Here are some remembrances and tributes (I’ll add more if they arrive). The image of Peter Orlovsky and Allen Ginsberg on this page is by Elsa Dorfman.

Peter Orlovsky appeared in Bob Dylan’s much-misunderstood film Renaldo and Clara. His book Clean Asshole Poems and Smiling Vegetable Songs was published by City Lights as Pocket Poets #37 in 1978.

* * * * *

This will get more coverage elsewhere, but another one-time star of the Beat Generation, the great method actor and auteur Dennis Hopper has died. Hopper leaves behind a blessed body of work: Rebel Without A Cause in the 50s, Easy Rider in the 60s, Apocalypse Now in the 70s, Blue Velvet in the 80s. That’s some track record. I don’t know if I could pick my favorite Dennis Hopper movie line: I suppose it’s a tie between “Pabst Blue Ribbon!” and “fucking fuckers fuck …

Farewell, on this memorial day, to two beloved and generous Beatnik troubadours, Peter Orlovsky and Dennis Hopper.

UPDATE: here’s a Shambhala Sun piece about Peter by Steve Silberman, and I’d also like to call attention to the note from David Amram in the comments below …

6 Responses

  1. That is one great picture of
    That is one great picture of AG & PO above — I think it’s even sweeter than the famous naked picture.

    I never met Peter. I happened to go see Allen Ginsberg’s photo exhibit at DC’s National Gallery right after I heard the news of Orlovsky’s passing. The exhibit reinforced my belief that Ginzy (as Corso often called him) was the greatest literary/cultural promoter ever. Somehow, however, Orlovsky never fell into the role that I imagine Allen (I don’t really know) might have wanted for him. Orlovsky was a spirit and muse but he was not a great poet or writer. We probably need good organic farmers more than great writers. I always thought Allen exemplified New York, New York. In his special way, Peter exemplified a less busy place, Vermont.

  2. In a group of hyperactive
    In a group of hyperactive young individualists, Peter was the most energetic of all of us.

    When it was Peter’s turn to perform at a concert we did together for George McGovern’s presidential campaign at Times Square in 1972, the sound system blew out.

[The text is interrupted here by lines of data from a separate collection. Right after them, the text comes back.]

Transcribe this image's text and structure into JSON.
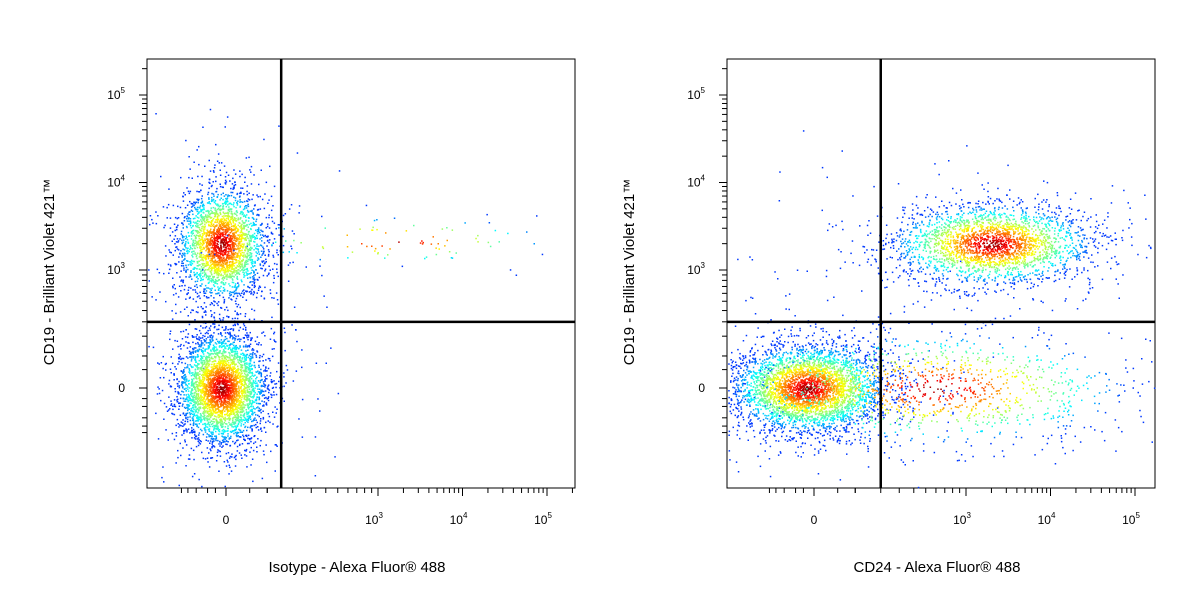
{
  "chart_data": [
    {
      "type": "scatter",
      "panel": "left",
      "xlabel": "Isotype - Alexa Fluor® 488",
      "ylabel": "CD19 - Brilliant Violet 421™",
      "x_scale": "biexponential",
      "y_scale": "biexponential",
      "x_ticks": [
        {
          "value": 0,
          "base": "0",
          "exp": ""
        },
        {
          "value": 1000,
          "base": "10",
          "exp": "3"
        },
        {
          "value": 10000,
          "base": "10",
          "exp": "4"
        },
        {
          "value": 100000,
          "base": "10",
          "exp": "5"
        }
      ],
      "y_ticks": [
        {
          "value": 0,
          "base": "0",
          "exp": ""
        },
        {
          "value": 1000,
          "base": "10",
          "exp": "3"
        },
        {
          "value": 10000,
          "base": "10",
          "exp": "4"
        },
        {
          "value": 100000,
          "base": "10",
          "exp": "5"
        }
      ],
      "quadrant_gate": {
        "x": 150,
        "y": 300
      },
      "populations": [
        {
          "name": "",
          "x_center": -20,
          "y_center": 2000,
          "count": 2600
        },
        {
          "name": "",
          "x_center": -20,
          "y_center": 0,
          "count": 3600
        },
        {
          "name": "",
          "x_center": 1500,
          "y_center": 2200,
          "count": 90
        }
      ]
    },
    {
      "type": "scatter",
      "panel": "right",
      "xlabel": "CD24 - Alexa Fluor® 488",
      "ylabel": "CD19 - Brilliant Violet 421™",
      "x_scale": "biexponential",
      "y_scale": "biexponential",
      "x_ticks": [
        {
          "value": 0,
          "base": "0",
          "exp": ""
        },
        {
          "value": 1000,
          "base": "10",
          "exp": "3"
        },
        {
          "value": 10000,
          "base": "10",
          "exp": "4"
        },
        {
          "value": 100000,
          "base": "10",
          "exp": "5"
        }
      ],
      "y_ticks": [
        {
          "value": 0,
          "base": "0",
          "exp": ""
        },
        {
          "value": 1000,
          "base": "10",
          "exp": "3"
        },
        {
          "value": 10000,
          "base": "10",
          "exp": "4"
        },
        {
          "value": 100000,
          "base": "10",
          "exp": "5"
        }
      ],
      "quadrant_gate": {
        "x": 200,
        "y": 300
      },
      "populations": [
        {
          "name": "",
          "x_center": -30,
          "y_center": 0,
          "count": 3800
        },
        {
          "name": "",
          "x_center": 2000,
          "y_center": 2000,
          "count": 2600
        },
        {
          "name": "",
          "x_center": 600,
          "y_center": 0,
          "count": 1100
        }
      ]
    }
  ]
}
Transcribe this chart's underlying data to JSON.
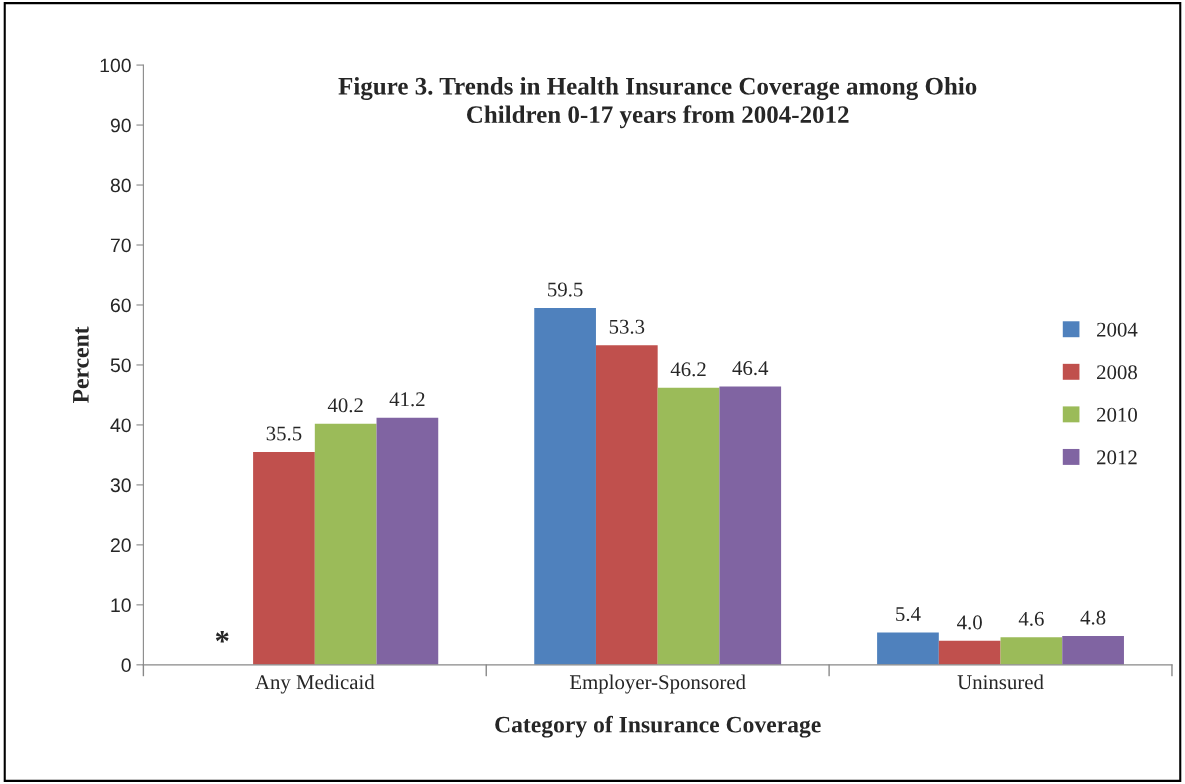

    It didn’t phase Peter for a moment.

    He came up to the podium and sang with such gusto that his baritone voice soared above the traffic and din of Broadway and 42nd St. and kept an audience of passerbys enthralled, especially after he ended the song and gave a crazy spontaneous ten minute rap, which in the opinion of many, was the most original, as well as entertaining speech ever delivered during the entire campaign.

    His free spirit made everything he did always lighten up the proceedings wherever he was.

    In the 1959 film “Pull My Daisy” we will always be able to see Peter as a young radiant free spirit, lighting up the screen in his own special way.

    He was also an accomplished artist and a poet, and for over the fifty years that I knew him, he was someone who could always make you smile whenever you were with him.

    Now he is in that spirit world with Allen, Jack, Neal, Gregory, Lucien, Dodi Muller, Dizzy, Monk, Charlie Parker and all those on the other side whose spirit and work continue to light up the sky.

    Now that Peter is in new surroundings, Bhudda will be smiling more often than ever.

    And every time we think of Peter, so will we.

    David Amram
    Memorial Day
    May 31, 2010
    Putnam Valley, NY

  3. Thursday is Ginz’ b’day. He
    Thursday is Ginz’ b’day. He would have been 84. Peter was his One True Love. They always lit up around each other, got halos or something. It’s true, Peter was the quieter one, but he was every inch the poet. I remember his guitar, not all the strings always in tune but the tune always played by the phrase, not by the tiktok.